Senior Loan ETFs to Hedge Rate Risk, Generate Attractive Yields

For example, the PowerShares Senior Loan Portfolio (NYSEArca: BKLN) attracted $350 million in net inflows over the past month as investors turned to alternative bond assets in anticipation of a June interest rate hike. In contrast, the iShares iBoxx $ High Yield Corporate Bond ETF (NYSEArca: HYG) saw over $1 billion in net outflows.

BKLN has an average 33.93 day reset period – the average number of days until the floating component of the loans reset. The ETF also comes with an attractive 5.92% 30-day SEC yield.

Along with BKLN, investors may look to the passive index-based Highland/iBoxx Senior Loan ETF (NYSEArca: SNLN). There are also two actively managed options, including the SPDR Blackstone/GSO Senior Loan ETF (NYSEArca: SRLN) and First Trust Senior Loan ETF (NasdaqGM: FTSL).

SNLN has a 40.1 day reset period and a 4.74% 30-day SEC yield. SRLN shows a 36 day reset period and a 3.87% 30-day SEC yield. FTSL comes with a 51.56 day reset period and a 4.06% 30-day SEC yield.

The actively managed bank loan ETF options could provide investors with better exposure as a manager is more freely able to weave in and out of the fixed-income market. For instance, Blackstone/GSO, which subadvises SRLN, is backed by one of the largest senior loan asset managers in the world.

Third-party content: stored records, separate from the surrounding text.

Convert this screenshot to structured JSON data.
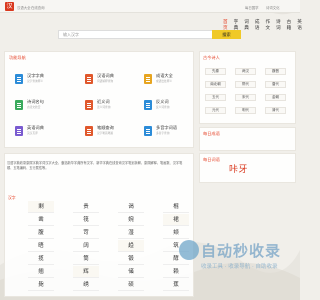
{
  "topbar": {
    "logo_char": "汉",
    "links": [
      "汉语大全",
      "在线查询"
    ],
    "right_links": [
      "每日国学",
      "诗词文化"
    ]
  },
  "nav": {
    "items": [
      "首页",
      "字典",
      "词典",
      "成语",
      "作文",
      "诗词",
      "古籍",
      "英语"
    ],
    "active": "首页"
  },
  "search": {
    "placeholder": "输入汉字",
    "button": "搜索"
  },
  "tools": {
    "title": "功能导航",
    "items": [
      {
        "name": "汉字字典",
        "desc": "汉字查询释义",
        "color": "#2c8cd8"
      },
      {
        "name": "汉语词典",
        "desc": "词语解释查询",
        "color": "#e0582c"
      },
      {
        "name": "成语大全",
        "desc": "成语出处释义",
        "color": "#e7a520"
      },
      {
        "name": "诗词名句",
        "desc": "古诗文欣赏",
        "color": "#3aaa5c"
      },
      {
        "name": "近义词",
        "desc": "近义词查询",
        "color": "#e0582c"
      },
      {
        "name": "反义词",
        "desc": "反义词查询",
        "color": "#2c8cd8"
      },
      {
        "name": "英语词典",
        "desc": "英汉互译",
        "color": "#7a5bd0"
      },
      {
        "name": "笔顺查询",
        "desc": "汉字笔画笔顺",
        "color": "#e0582c"
      },
      {
        "name": "多音字词语",
        "desc": "多音字查询",
        "color": "#2c8cd8"
      }
    ]
  },
  "dynasty": {
    "title": "古今诗人",
    "items": [
      "先秦",
      "两汉",
      "魏晋",
      "南北朝",
      "隋代",
      "唐代",
      "五代",
      "宋代",
      "金朝",
      "元代",
      "明代",
      "清代"
    ]
  },
  "intro": "汉语字典收录康熙字典字词汉字大全，囊括新华字典所有汉字，新华字典在线查询汉字笔划拆解，康熙解释，笔画数、汉字笔顺、五笔编码、五行属性等。",
  "grid": {
    "label": "汉字",
    "chars": [
      "剩",
      "贵",
      "谒",
      "棍",
      "凿",
      "筏",
      "婉",
      "裙",
      "腹",
      "苛",
      "湿",
      "颊",
      "晤",
      "阔",
      "趋",
      "筑",
      "揽",
      "筒",
      "锻",
      "酵",
      "翘",
      "辉",
      "储",
      "赖",
      "毙",
      "绣",
      "硕",
      "蕉"
    ]
  },
  "random_word": {
    "title": "每日词语",
    "word": "咔牙"
  },
  "random2": {
    "title": "每日成语"
  },
  "watermark": {
    "line1": "自动秒收录",
    "line2": "收录工具 · 收录导航 · 自助收录"
  }
}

Investors should keep in mind that they are still exposed to credit risk as the majority of underlying bank loan holdings are rated speculative-grade or junk. Additionally, senior loans come with significant liquidity risks – senior loans do not come with a maximum settlement period, which may cause trouble for funds that try to redeem senior loans during more volatile periods. Fund providers, though, may stick to more liquid segments of the senior loan market and hold cash to help offset this risk.